Sunday 24 July 2011

I have been to Utoya island

It was part of a trip to Norway and Sweden to see some schools and youth organisations at work. Along with the rest of the study group I saw the facilities and walked down to the water. It was, like other places without traffic, a quiet place. It will never be quiet again. There will always be the memory of those who were murdered there. I could not visit it again.

There were some boys there making an ice-yacht ready for the winter. They were friendly. All of them spoke good English - although I think they were pleased I had bothered to learn a few words of Norwegian with which to be polite. Most people, they told me, did not bother with their language. Perhaps we should.

More than a thousand years ago my far distant ancestors sailed from Norway to Scotland - and stayed there. Maybe it was because of Norway's geography. It is such that it should perhaps be a fractured society. There are still many quite isolated communities. Communication is sometimes difficult, particularly in winter. Despite all that Norway has been an outward looking country too.

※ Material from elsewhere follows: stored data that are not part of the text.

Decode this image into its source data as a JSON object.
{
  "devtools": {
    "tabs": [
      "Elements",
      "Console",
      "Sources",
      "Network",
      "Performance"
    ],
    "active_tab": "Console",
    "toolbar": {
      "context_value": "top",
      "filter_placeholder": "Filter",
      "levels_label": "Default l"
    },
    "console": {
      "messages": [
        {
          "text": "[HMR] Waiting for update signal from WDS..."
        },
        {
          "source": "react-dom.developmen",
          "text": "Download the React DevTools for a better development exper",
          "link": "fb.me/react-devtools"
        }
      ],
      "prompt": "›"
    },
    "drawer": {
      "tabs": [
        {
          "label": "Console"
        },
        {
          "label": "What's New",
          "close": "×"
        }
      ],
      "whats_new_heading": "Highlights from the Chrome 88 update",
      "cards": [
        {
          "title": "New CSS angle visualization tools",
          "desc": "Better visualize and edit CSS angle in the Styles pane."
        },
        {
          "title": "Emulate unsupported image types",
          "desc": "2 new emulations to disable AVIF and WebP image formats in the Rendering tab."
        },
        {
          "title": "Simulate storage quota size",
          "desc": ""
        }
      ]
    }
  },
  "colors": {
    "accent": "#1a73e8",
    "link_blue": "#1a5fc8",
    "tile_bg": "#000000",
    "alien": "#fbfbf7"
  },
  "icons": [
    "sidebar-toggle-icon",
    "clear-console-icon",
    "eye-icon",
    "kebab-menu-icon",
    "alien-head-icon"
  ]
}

Norwegian aid workers, and there are many of them, tend to work in English. Norway has a proud tradition of helping out in complex humanitarian emergencies. I have seen Norwegian doctors, nurses, engineers and teachers off to everywhere from Albania to Zambia. Like other professionals who volunteer they have gone in, done a job and then left again - and almost always managed to leave behind a lasting, positive legacy for the people they went to help. Many of the Norwegians I have had contact with said very little about going to help. They just went and did it. I have often admired them, especially the two elderly doctors who spent three years working in Albania. Their lives were threatened when they tried to prevent some of the rampant corruption there so that their patients could get basic services.

I do not know any of them well enough to ask how they are. My friend Kari has left an e-mail message. Her usually excellent English sounded strained. Her students are too young to be involved but she was waiting to hear if any of their families were involved. I hope not because these are families who already have problems of another sort. If they are not involved though then other families must be. I wish I could help.

I cannot help them but today I am going to try and find something extra I can do for someone else. It is purely selfish. It might help me feel a bit better.

1 comment:

Anonymous said...

Thanks. I think I will go and try to do the same thing right now.